I love them. I use them. I am thankful when I get them. My obsession begins when my husband was out of town on a boys weekend and had to "catch the next flight" to his grandfathers funeral. He really had nothing to wear. And a pigglywiggly was the only shopping around grandfathers home. I, being a supportive wife, Fed-ex'd (for about $125.) a suit to him. Only to find the people had moved. Only 2 blocks away from the original address. And I had no idea. There his suit was in limbo in the same small town where he was. And he had to borrow clothes from a neighbor. Shirt, tie and way too small shoes. No jacket though. bad manners? no jacket at the funeral? yes. and very frustrating for him. poor guy who is actually pretty picky about his clothes really had no other choice. Had those people merely taken the time to type out and mail a 25cent postcard.......all would have been well. I am now psycho about them.
beachbungalow8 said…
J!!! no fair. you can't just leave comments and not tell me you have a blog (note: jessica aka JJ and i were inseparable friends in high school and college) and you my friend KNOW what i'm talking about with this issue. no wonder you had a familiar voice of reason.

hey go check out the newest posting. you'll laugh.
Anonymous said…
I'm confused. You are sticking to your guns, but you caved and sent out the reply cards? If you really think people should remember the proper etiquette - then why did you cave? Having just gone through this not too long ago ( and being an old school wasp) I knew better but I also knew it was easier to send the reply cards than to track everyone down.

It's just the way it's done now. I would actually have enjoyed hearing you go bonkers if you hadn't sent out the reply cards. The week of your wedding... wondering who's coming. Then I would have liked to see your post.

People don't know better. It's 2008. I didn't put the dress code on my invitations and I got no less than 20 calls asking what they should wear! It's a wedding LOOK NICE!

Anonymous said…
i'm still uncomfortable with people requesting no gifts. in my circles, even referring to gifts is tacky. and the idea that "we have enough" rubs a lot of people as saying "we have more than you." people love to give gifts, and not accepting that gesture is very rude.
beachbungalow8 said…
jessica: "I knew better but I also knew it was easier to send the reply cards than to track everyone down.'
me too.

anon- i think as i stated before, there was a suggestion to give to charity rather than to us. and this was only done after many, emails and phone calls.

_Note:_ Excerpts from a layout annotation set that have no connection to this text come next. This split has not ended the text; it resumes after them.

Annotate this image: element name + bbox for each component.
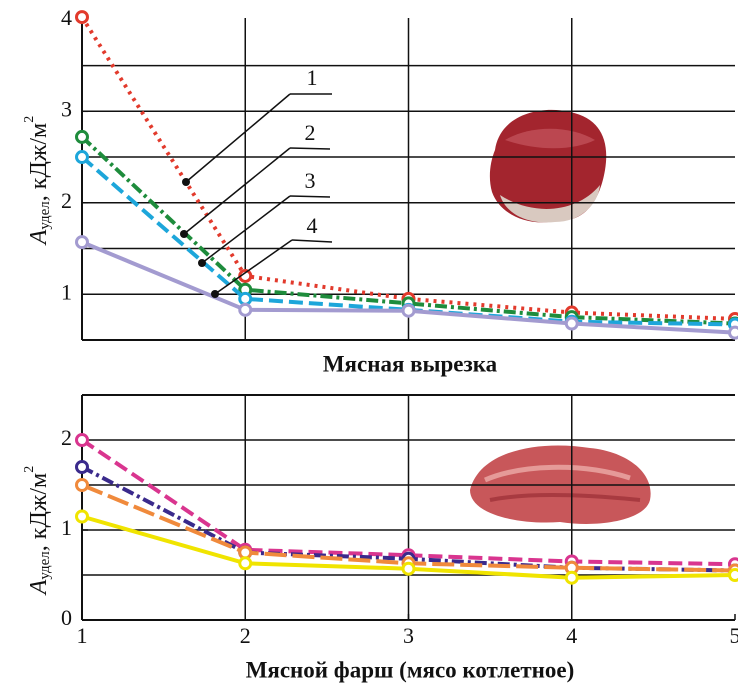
data-point <box>77 511 88 522</box>
data-point <box>403 563 414 574</box>
x-tick-label: 4 <box>566 623 577 648</box>
y-label-rest: , кДж/м <box>26 123 52 201</box>
legend-label: 4 <box>307 213 318 238</box>
y-label-rest: , кДж/м <box>26 473 52 551</box>
data-point <box>77 12 88 23</box>
y-tick-label: 1 <box>61 279 72 304</box>
leader-dot <box>198 259 206 267</box>
x-axis-label: Мясной фарш (мясо котлетное) <box>246 657 575 682</box>
y-axis-label: Aудел, кДж/м2 <box>22 466 53 596</box>
legend-label: 2 <box>305 120 316 145</box>
y-label-main: A <box>26 579 52 596</box>
y-tick-label: 1 <box>61 515 72 540</box>
data-point <box>730 570 738 581</box>
leader-line <box>290 196 330 197</box>
y-axis-label: Aудел, кДж/м2 <box>22 116 53 246</box>
leader-dot <box>182 178 190 186</box>
x-tick-label: 2 <box>240 623 251 648</box>
steak-photo <box>490 110 606 223</box>
data-point <box>403 305 414 316</box>
y-tick-label: 4 <box>61 5 72 30</box>
x-axis-label: Мясная вырезка <box>323 351 498 376</box>
data-point <box>77 462 88 473</box>
data-point <box>240 558 251 569</box>
data-point <box>566 572 577 583</box>
y-label-main: A <box>26 229 52 246</box>
data-point <box>77 435 88 446</box>
y-tick-label: 0 <box>61 605 72 630</box>
x-tick-label: 3 <box>403 623 414 648</box>
data-point <box>566 318 577 329</box>
data-point <box>240 293 251 304</box>
x-tick-label: 5 <box>730 623 738 648</box>
y-label-sup: 2 <box>22 466 37 473</box>
leader-line <box>290 148 330 149</box>
y-tick-label: 2 <box>61 188 72 213</box>
y-label-sub: удел <box>37 551 53 580</box>
leader-line <box>292 240 332 242</box>
data-point <box>730 327 738 338</box>
legend-label: 1 <box>307 65 318 90</box>
chart: 1234Мясная вырезкаAудел, кДж/м2123401212… <box>0 0 738 687</box>
leader-dot <box>211 290 219 298</box>
data-point <box>77 131 88 142</box>
leader-dot <box>180 230 188 238</box>
data-point <box>240 304 251 315</box>
leader-line <box>184 148 290 234</box>
y-label-sub: удел <box>37 201 53 230</box>
legend-label: 3 <box>305 168 316 193</box>
x-tick-label: 1 <box>77 623 88 648</box>
y-tick-label: 2 <box>61 425 72 450</box>
y-tick-label: 3 <box>61 96 72 121</box>
y-label-sup: 2 <box>22 116 37 123</box>
data-point <box>77 480 88 491</box>
page: {"chart_data": [ {"type": "line", "x_lab… <box>0 0 738 687</box>
data-point <box>77 152 88 163</box>
leader-line <box>186 94 290 182</box>
data-point <box>77 237 88 248</box>
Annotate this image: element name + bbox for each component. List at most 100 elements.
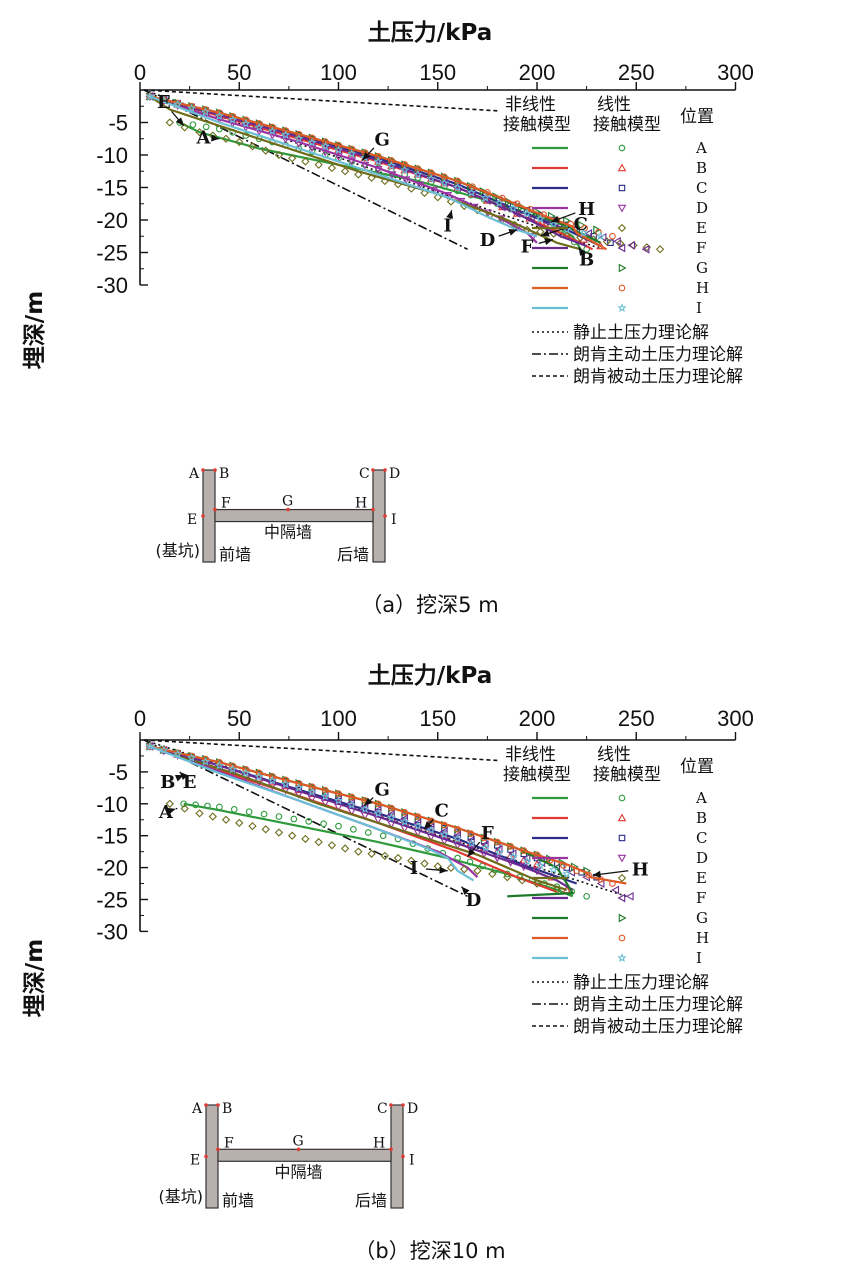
linear-marker-e [367, 173, 376, 182]
linear-marker-i [241, 118, 251, 128]
legend-key-g: G [696, 909, 708, 927]
legend-theory-static: 静止土压力理论解 [573, 323, 709, 343]
linear-marker-f [467, 189, 476, 199]
linear-marker-e [314, 160, 323, 169]
linear-marker-e [473, 206, 482, 215]
linear-marker-a [454, 854, 461, 862]
linear-marker-c [578, 869, 585, 876]
schematic-label-b: B [219, 466, 229, 482]
y-tick-label: -10 [96, 792, 128, 817]
linear-marker-e [301, 834, 310, 844]
linear-marker-i [400, 165, 410, 175]
linear-marker-f [612, 236, 621, 246]
linear-marker-i [145, 91, 155, 101]
linear-marker-d [429, 186, 439, 195]
linear-marker-e [261, 825, 270, 834]
linear-marker-e [380, 851, 389, 861]
y-tick-label: -15 [96, 176, 128, 201]
linear-marker-h [295, 130, 303, 138]
linear-marker-e [195, 809, 204, 818]
legend-key-d: D [696, 849, 708, 867]
y-tick-label: -10 [96, 143, 128, 168]
linear-marker-i [333, 795, 344, 805]
schematic-point [389, 1147, 393, 1152]
chart-caption: （a）挖深5 m [361, 593, 498, 617]
schematic-label-i: I [409, 1153, 415, 1169]
linear-marker-i [439, 829, 449, 839]
label-arrow-head [179, 771, 188, 781]
curve-label-b: B [579, 250, 594, 271]
legend-marker-h [618, 284, 626, 292]
linear-marker-e [235, 137, 244, 147]
legend-key-f: F [696, 889, 706, 907]
legend-header-nonlinear-2: 接触模型 [503, 765, 571, 785]
schematic-back-wall-label: 后墙 [337, 545, 369, 564]
linear-marker-f [497, 202, 506, 212]
linear-marker-e [327, 163, 337, 173]
label-arrow-head [211, 134, 220, 142]
x-axis-title: 土压力/kPa [368, 663, 492, 689]
linear-marker-i [145, 741, 155, 751]
schematic-front-wall-label: 前墙 [222, 1191, 254, 1210]
schematic-point [371, 507, 375, 512]
linear-marker-d [360, 161, 370, 170]
linear-marker-i [228, 114, 238, 124]
linear-marker-h [202, 755, 209, 763]
legend-marker-f [617, 893, 626, 903]
linear-marker-e [288, 154, 297, 163]
linear-marker-f [641, 244, 650, 254]
schematic-point [216, 1103, 220, 1107]
series-a [180, 800, 590, 900]
linear-marker-f [625, 891, 634, 901]
linear-marker-i [214, 760, 224, 770]
schematic-label-h: H [355, 496, 367, 512]
schematic-point [383, 468, 387, 472]
linear-marker-h [480, 834, 488, 842]
linear-marker-i [480, 842, 490, 852]
linear-marker-e [393, 853, 403, 863]
linear-marker-h [282, 127, 289, 134]
linear-marker-i [373, 156, 383, 166]
linear-marker-i [522, 208, 532, 218]
middle-slab [217, 1148, 392, 1162]
linear-marker-e [532, 879, 542, 888]
linear-marker-e [221, 134, 231, 143]
linear-marker-e [180, 804, 189, 813]
linear-marker-i [508, 203, 518, 213]
legend-marker-g [618, 263, 627, 273]
linear-marker-h [493, 838, 501, 846]
linear-marker-h [507, 842, 514, 850]
x-tick-label: 0 [134, 706, 146, 731]
linear-marker-a [189, 121, 197, 129]
linear-marker-i [466, 187, 477, 197]
legend-key-h: H [696, 279, 709, 297]
linear-marker-i [522, 856, 532, 866]
linear-marker-i [595, 231, 606, 241]
legend-key-e: E [696, 219, 707, 237]
legend-header-position: 位置 [680, 107, 714, 127]
label-arrow-head [467, 848, 476, 857]
linear-marker-e [460, 865, 469, 874]
linear-marker-i [294, 783, 304, 792]
legend-marker-c [618, 834, 626, 842]
linear-marker-d [373, 166, 383, 174]
linear-marker-g [479, 187, 488, 196]
linear-marker-i [439, 178, 449, 188]
linear-marker-h [520, 847, 528, 854]
linear-marker-e [517, 876, 527, 885]
linear-marker-h [216, 109, 223, 117]
middle-slab [214, 508, 374, 523]
linear-marker-h [268, 123, 276, 131]
linear-marker-i [579, 228, 589, 238]
linear-marker-a [466, 858, 474, 866]
linear-marker-i [453, 834, 463, 843]
linear-marker-f [512, 209, 521, 218]
linear-marker-h [454, 825, 461, 833]
legend-marker-f [617, 243, 626, 253]
x-tick-label: 250 [618, 706, 655, 731]
linear-marker-h [388, 804, 395, 812]
linear-marker-e [314, 837, 323, 847]
legend-key-e: E [696, 869, 707, 887]
linear-marker-i [280, 779, 291, 789]
linear-marker-e [602, 237, 612, 246]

in my circle, having an opportunity to give to a charity is always welcomed. and i really do have plenty. i'm blessed.
Anonymous said…
i guess it just seems a little showy. in my book, charity is silent - done for the people who need it.
Unknown said…
Hey anon,

You're right. Charity is for the people who need it. But, if everyone was silent how would we know who to give it to?
Raise the standards (pun intended) and ride forth to the etiquette crusades! Good post and good points all.

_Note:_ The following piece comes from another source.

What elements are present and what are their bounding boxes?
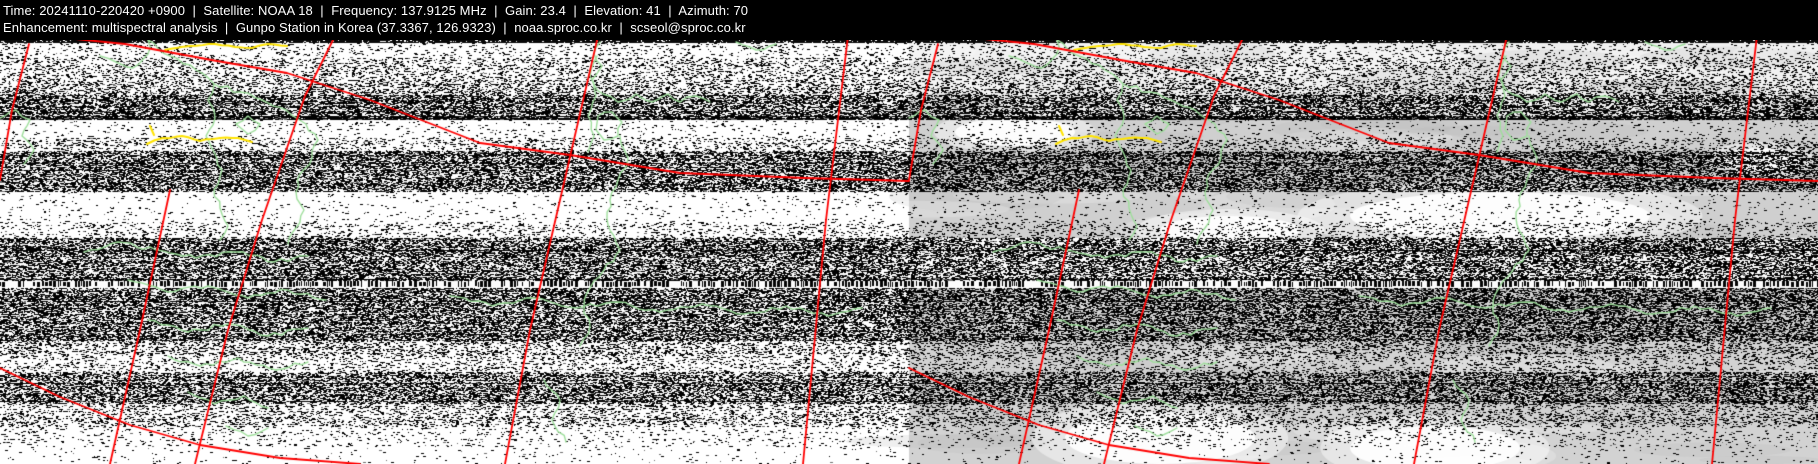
telemetry-line-1: Time: 20241110-220420 +0900 | Satellite:… <box>3 3 749 18</box>
telemetry-line-2: Enhancement: multispectral analysis | Gu… <box>3 20 746 35</box>
satellite-image-canvas <box>0 40 1818 464</box>
telemetry-header: Time: 20241110-220420 +0900 | Satellite:… <box>0 0 1818 40</box>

I tend to "customize" the reply cards I get, adding asides and the like ("And how!" is a particular favourite.) Or, I turn the card over and add a penned note telling the parents how much I am looking forward to the day, etc. .

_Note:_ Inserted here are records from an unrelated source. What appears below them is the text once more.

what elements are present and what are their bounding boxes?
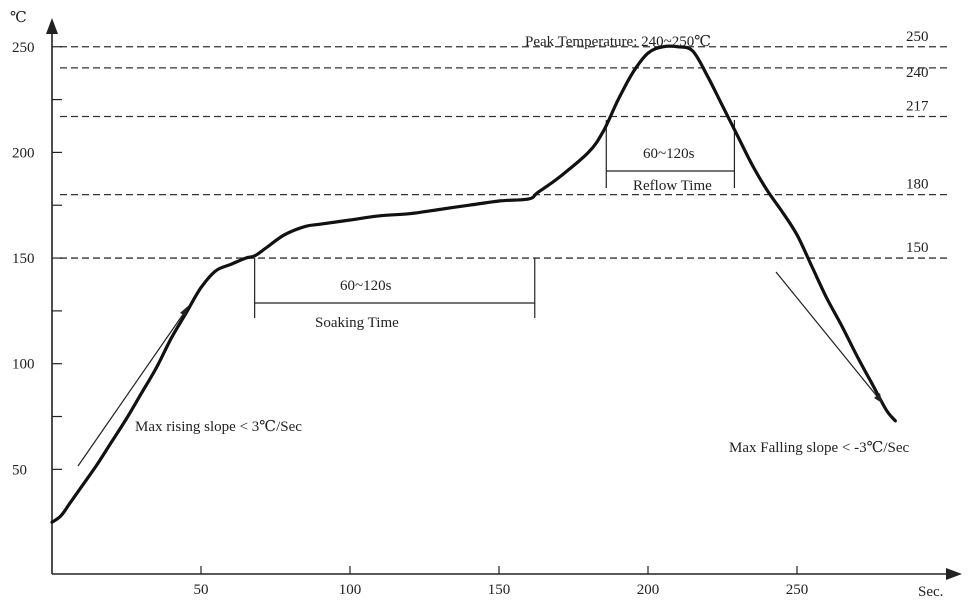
reflow-time-label: Reflow Time	[633, 178, 712, 194]
y-tick-label-250: 250	[12, 40, 35, 56]
reference-label-217: 217	[906, 98, 929, 114]
x-axis-unit-label: Sec.	[918, 584, 943, 600]
rising-arrowhead	[180, 306, 188, 316]
y-tick-label-200: 200	[12, 145, 35, 161]
x-tick-label-200: 200	[637, 582, 660, 598]
y-tick-label-50: 50	[12, 462, 27, 478]
axes	[46, 18, 962, 580]
y-tick-label-150: 150	[12, 251, 35, 267]
x-tick-label-250: 250	[786, 582, 809, 598]
rising-slope-arrow	[77, 309, 187, 467]
soak-time-value: 60~120s	[340, 278, 392, 294]
falling-arrowhead	[874, 393, 882, 403]
reflow-time-value: 60~120s	[643, 146, 695, 162]
reference-lines: 250 240 217 180 150	[60, 29, 948, 259]
y-tick-label-100: 100	[12, 357, 35, 373]
time-brackets	[254, 120, 736, 318]
axis-ticks: 50 100 150 200 250 50 100 150 200 250	[12, 40, 808, 598]
soak-time-label: Soaking Time	[315, 315, 399, 331]
x-tick-label-50: 50	[194, 582, 209, 598]
x-axis-arrowhead	[946, 568, 962, 580]
peak-temperature-label: Peak Temperature: 240~250℃	[525, 34, 711, 50]
falling-slope-arrow	[775, 271, 881, 401]
y-axis-arrowhead	[46, 18, 58, 34]
x-tick-label-100: 100	[339, 582, 362, 598]
falling-slope-label: Max Falling slope < -3℃/Sec	[729, 440, 910, 456]
reference-label-150: 150	[906, 240, 929, 256]
reference-label-250: 250	[906, 29, 929, 45]
temperature-curve	[50, 44, 897, 524]
y-axis-unit-label: ℃	[10, 10, 27, 26]
reference-label-180: 180	[906, 177, 929, 193]
x-tick-label-150: 150	[488, 582, 511, 598]
reference-label-240: 240	[906, 65, 929, 81]
rising-slope-label: Max rising slope < 3℃/Sec	[135, 419, 302, 435]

Form mail (for lack of a term better than the marketer's "SASE") is something with which we live. But calling attention to the "problem" as often as possible and to a internet-wide audience can only help in the long run.

Congratulations on your engagement and wedding to come.
*PrairieGirl* said…
i was so disappointed, even with the stupid pre-stamped reply card, no one wrote much more than "yes" on them (i left 2 blank lines on purpose and that's still all they could muster). even a few people didn't return them.
even more amazing, we got very few it crazy that i noticed? with the gift registry, people just have it shipped to you from the store...nothing was wrapped. no card attached. just a packing slip with a name.